Una bici bien mantenida es una bici segura. El mantenimiento básico lleva 10 minutos a la semana y evita la mayoría de las averías en ruta. No hace falta ser mecánico profesional para mantener tu bici en buen estado.
Cuidado de la cadena
La cadena es el componente que más trabaja en la bici. Límpiala cada dos o tres salidas con un trapo y desengrasante, y luego aplica una fina capa de lubricante a cada eslabón. Retira el exceso. Una cadena limpia cambia mejor, se desgasta más despacio y hace menos ruido.
Sustituye la cadena antes de que se estire más de un 0,5 por ciento (usa un medidor de cadena). Una cadena gastada acelera el desgaste del casete y los platos, convirtiendo un recambio barato en uno caro.
Neumáticos y presión
Comprueba la presión de los neumáticos antes de cada salida. Una presión baja aumenta la resistencia a la rodadura y el riesgo de pinchazo por pellizco. Una presión excesiva reduce el agarre y la comodidad.
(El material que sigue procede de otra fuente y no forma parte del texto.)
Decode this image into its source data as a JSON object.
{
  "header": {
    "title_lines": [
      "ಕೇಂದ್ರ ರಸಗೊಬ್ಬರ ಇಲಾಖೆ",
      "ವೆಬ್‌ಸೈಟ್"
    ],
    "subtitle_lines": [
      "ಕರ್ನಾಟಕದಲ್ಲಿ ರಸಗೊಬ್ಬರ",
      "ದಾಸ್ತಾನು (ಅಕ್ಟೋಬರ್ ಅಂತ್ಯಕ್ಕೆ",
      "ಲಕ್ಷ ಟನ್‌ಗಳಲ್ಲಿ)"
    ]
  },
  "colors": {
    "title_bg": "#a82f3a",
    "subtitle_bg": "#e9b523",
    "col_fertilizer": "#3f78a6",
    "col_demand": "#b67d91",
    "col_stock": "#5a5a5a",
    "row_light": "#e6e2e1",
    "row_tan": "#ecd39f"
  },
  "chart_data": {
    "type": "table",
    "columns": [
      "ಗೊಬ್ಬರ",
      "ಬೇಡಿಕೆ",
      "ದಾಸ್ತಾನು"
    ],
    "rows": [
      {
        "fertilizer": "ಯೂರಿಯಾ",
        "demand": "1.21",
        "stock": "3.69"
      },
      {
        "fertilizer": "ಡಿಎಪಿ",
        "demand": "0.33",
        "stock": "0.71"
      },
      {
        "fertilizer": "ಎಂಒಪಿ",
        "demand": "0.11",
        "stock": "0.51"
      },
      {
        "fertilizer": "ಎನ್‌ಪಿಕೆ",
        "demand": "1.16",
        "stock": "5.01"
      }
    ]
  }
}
El rango correcto está impreso en el flanco del neumático.
- Inspecciona el dibujo del neumático en busca de cristales, alambres o espinas tras cada salida.
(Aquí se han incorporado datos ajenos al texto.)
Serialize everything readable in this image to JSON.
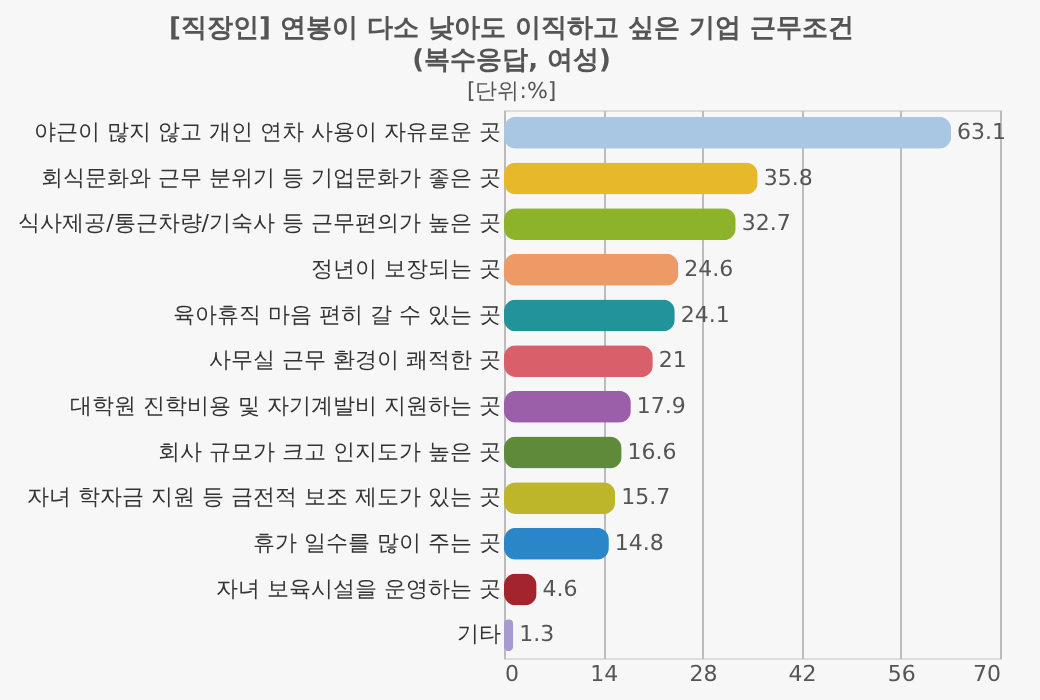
{
  "chart_data": {
    "type": "bar",
    "orientation": "horizontal",
    "title": "[직장인] 연봉이 다소 낮아도 이직하고 싶은 기업 근무조건 (복수응답, 여성)",
    "subtitle": "[단위:%]",
    "categories": [
      "야근이 많지 않고 개인 연차 사용이 자유로운 곳",
      "회식문화와 근무 분위기 등 기업문화가 좋은 곳",
      "식사제공/통근차량/기숙사 등 근무편의가 높은 곳",
      "정년이 보장되는 곳",
      "육아휴직 마음 편히 갈 수 있는 곳",
      "사무실 근무 환경이 쾌적한 곳",
      "대학원 진학비용 및 자기계발비 지원하는 곳",
      "회사 규모가 크고 인지도가 높은 곳",
      "자녀 학자금 지원 등 금전적 보조 제도가 있는 곳",
      "휴가 일수를 많이 주는 곳",
      "자녀 보육시설을 운영하는 곳",
      "기타"
    ],
    "values": [
      63.1,
      35.8,
      32.7,
      24.6,
      24.1,
      21,
      17.9,
      16.6,
      15.7,
      14.8,
      4.6,
      1.3
    ],
    "colors": [
      "#a9c6e3",
      "#e6b82a",
      "#8db32a",
      "#ee9a66",
      "#23939a",
      "#d9606a",
      "#9a5fa8",
      "#5e8a3a",
      "#bdb52a",
      "#2a86c8",
      "#a3242c",
      "#a79ad0"
    ],
    "xlim": [
      0,
      70
    ],
    "xticks": [
      0,
      14,
      28,
      42,
      56,
      70
    ],
    "grid": "x",
    "data_labels": true
  }
}
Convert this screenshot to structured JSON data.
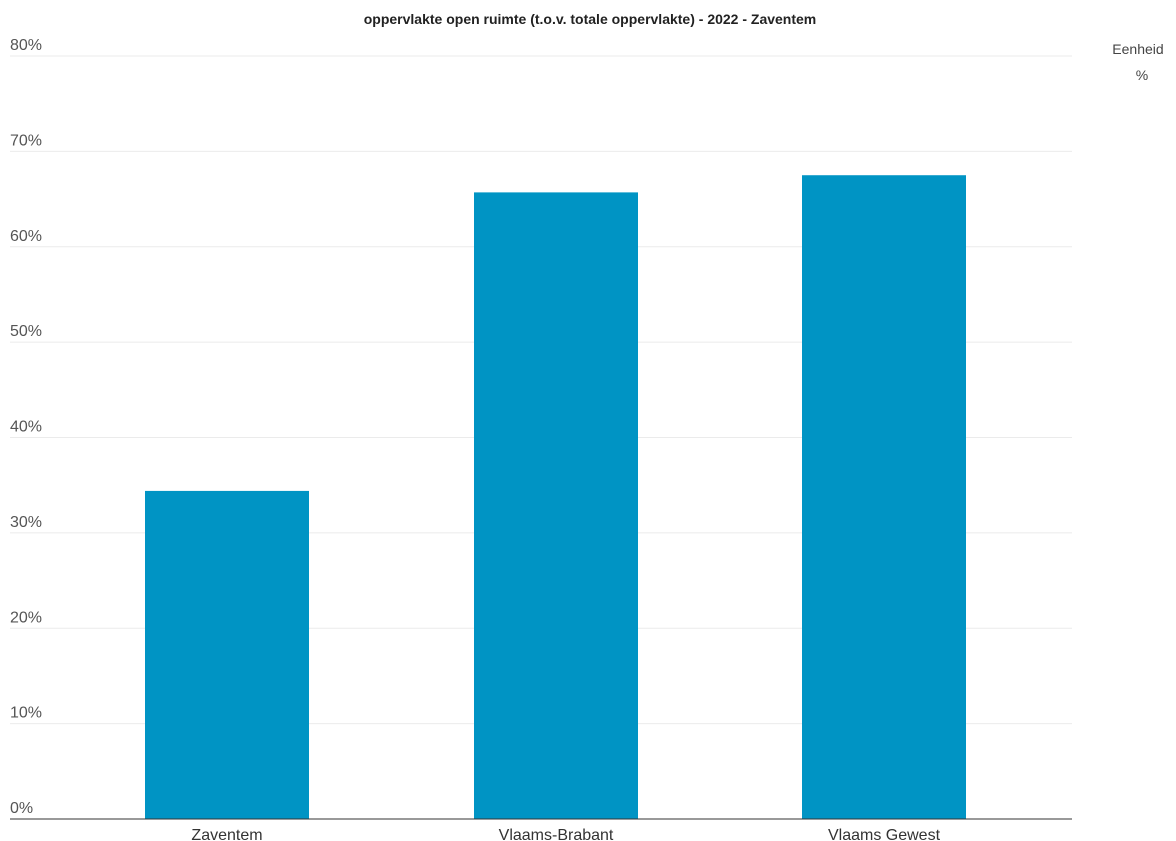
{
  "chart_data": {
    "type": "bar",
    "title": "oppervlakte open ruimte (t.o.v. totale oppervlakte) - 2022 - Zaventem",
    "categories": [
      "Zaventem",
      "Vlaams-Brabant",
      "Vlaams Gewest"
    ],
    "values": [
      34.4,
      65.7,
      67.5
    ],
    "ylim": [
      0,
      80
    ],
    "yticks": [
      "0%",
      "10%",
      "20%",
      "30%",
      "40%",
      "50%",
      "60%",
      "70%",
      "80%"
    ],
    "xlabel": "",
    "ylabel": "",
    "grid": true,
    "legend": {
      "title": "Eenheid",
      "entry": "%",
      "placement": "top-right"
    },
    "bar_color": "#0094c4"
  }
}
- Sustituye los neumáticos cuando el dibujo central se aplane o el flanco muestre grietas.
- Lleva una cámara de repuesto, desmontables y una bomba de mano o inflador de CO2.
- En configuraciones tubeless, repón el líquido sellante cada 3 o 4 meses.
Frenos
Aprieta cada maneta de freno antes de rodar. La maneta no debe tocar el manillar. En frenos de llanta, comprueba el desgaste y la alineación de las pastillas. En frenos de disco, escucha si rozan y revisa el grosor de las pastillas por la ventana de la pinza.
Acude a la tienda para una puesta a punto anual que incluya inspección de rodamientos, sustitución de cables si hace falta y una revisión completa de seguridad. Entre revisiones, tu rutina semanal lo mantiene todo en orden.